Accountability For Receipts

Does your department have good accountability over revenue and receipts? If not, you may make the wrong kind of headlines. Early in 1999 the university discovered a major fraud in one of our departments. Contributing factors to this occurrence were inadequate internal control and oversight of this revenue producing activity.

Is your department at risk to a loss of this nature? If your department handles payments from outside companies or individuals, an independent reconciliation of those receipts to the amounts credited to your account(s) is essential for good internal control. What you should do:

  • Separate the functions of receiving money from verifying that it got put in the right account(s). The individual who receives the money must not have responsibility for reconciling the deposit to SFS or Foundation ledger statements.

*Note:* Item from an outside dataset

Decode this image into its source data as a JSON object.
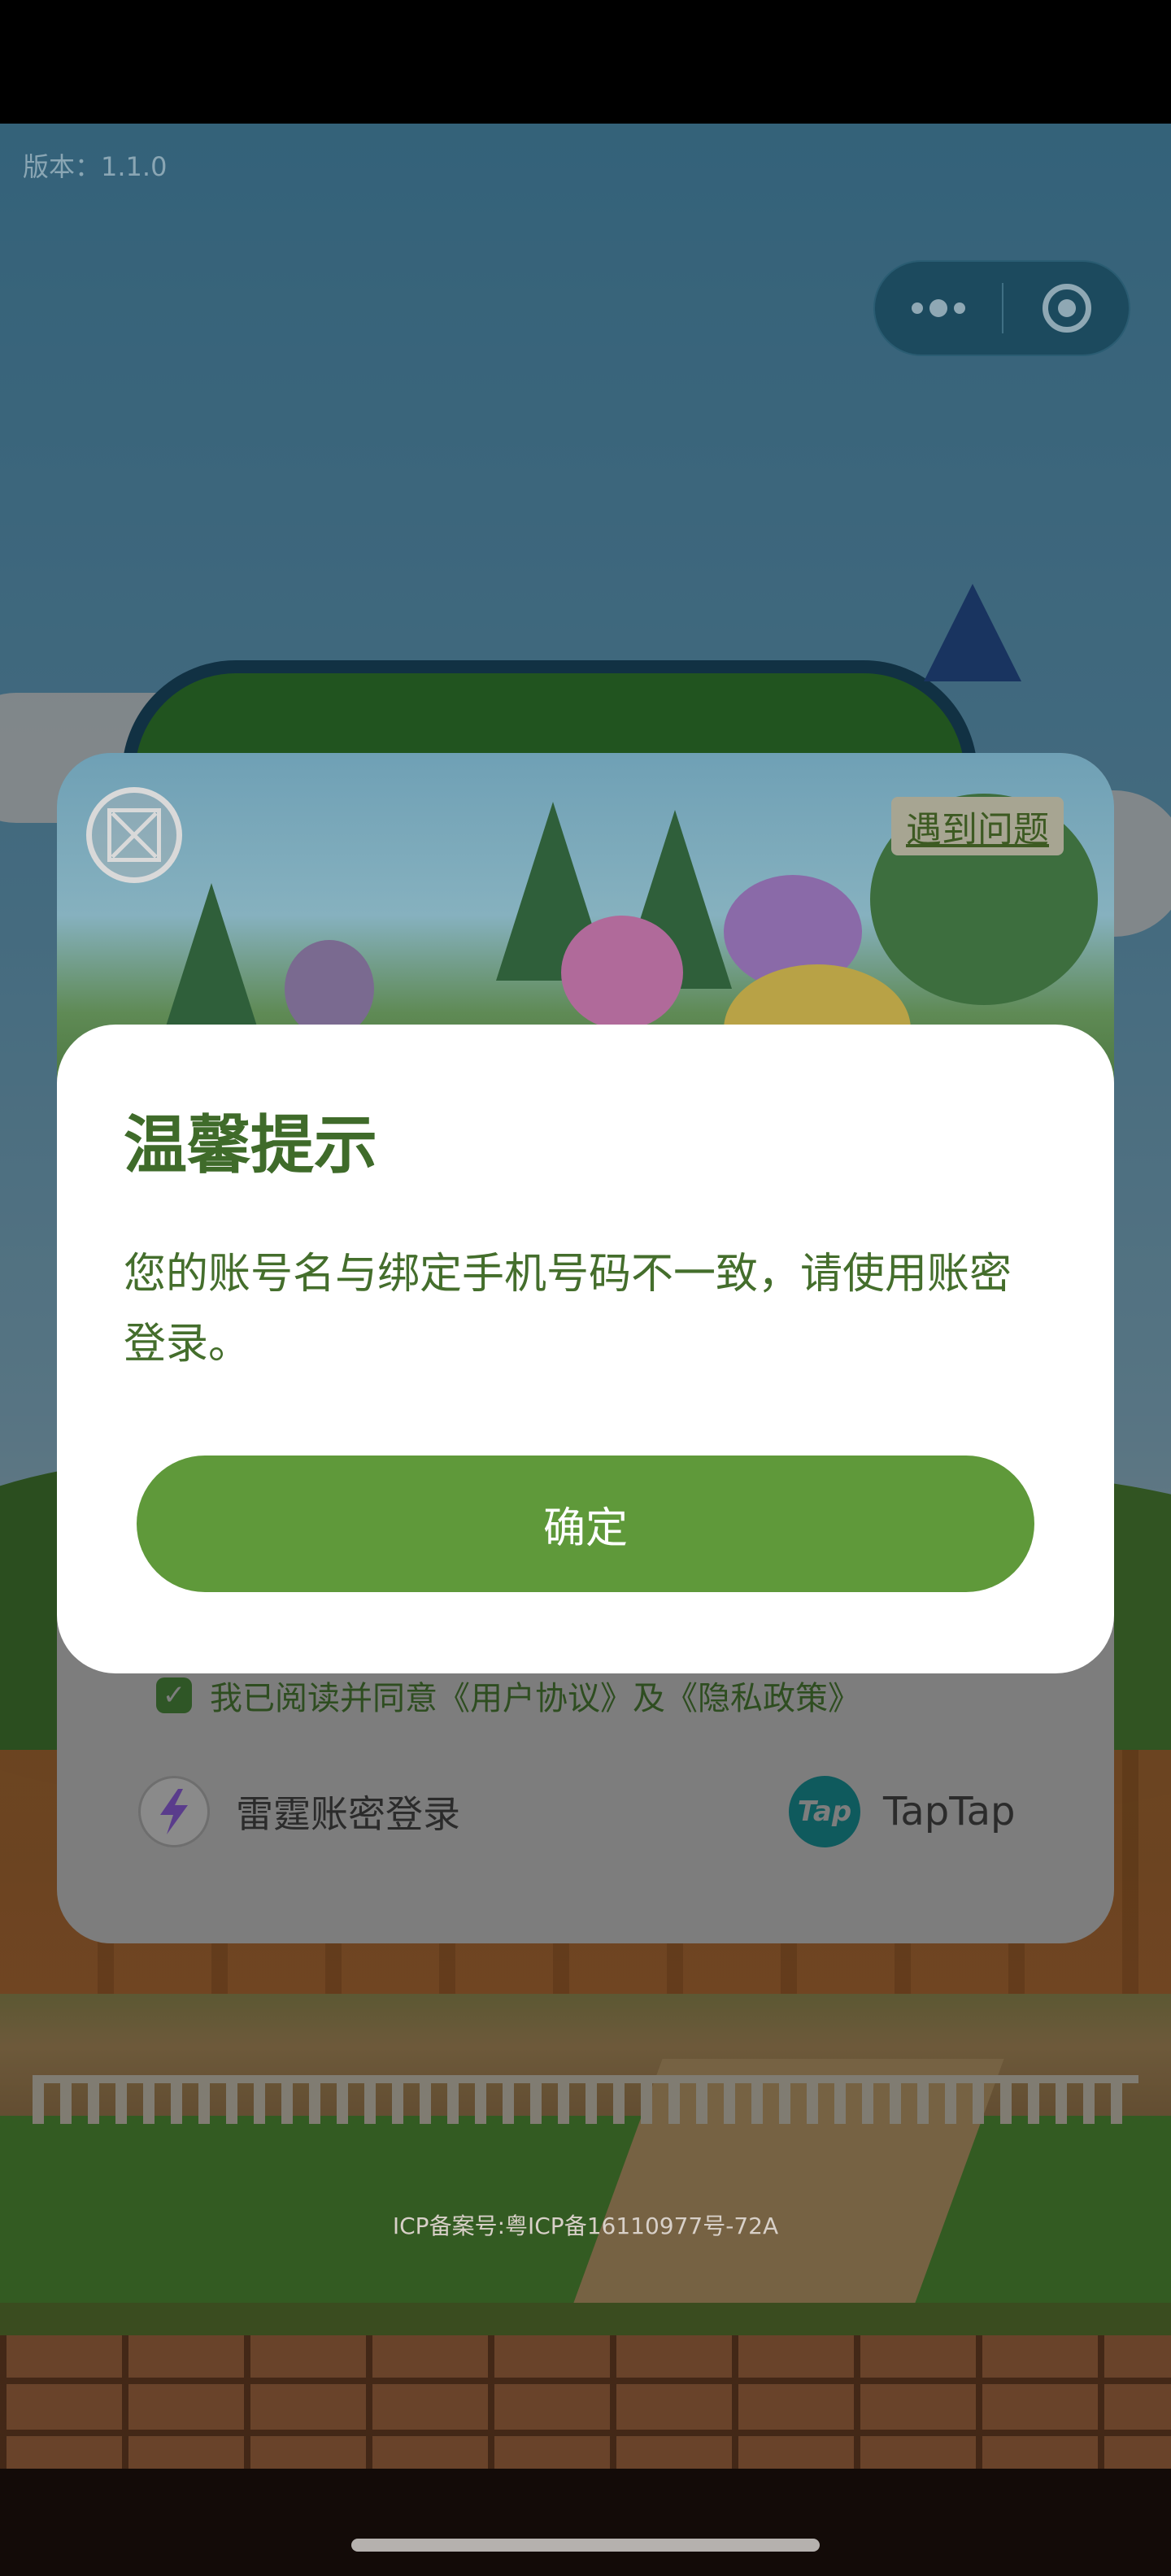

  • Ensure the individual responsible for reconciling deposits to the ledgers compares the original receipt records to the ledgers, not just the deposit slips.

  • Monitor performance to budget and ask questions as to why your activity is not meeting or exceeding budget (or the anticipated level of receipts). This monitoring includes comparing paid participants to the dollars deposited, donor acknowledgement letters to Foundation deposits, and inventory reports on product sales to amounts deposited.

While this oversimplifies issues, these are key factors. If you implement these basic controls, you greatly reduce your risk of loss. Without them, your department could be the next to make the front page.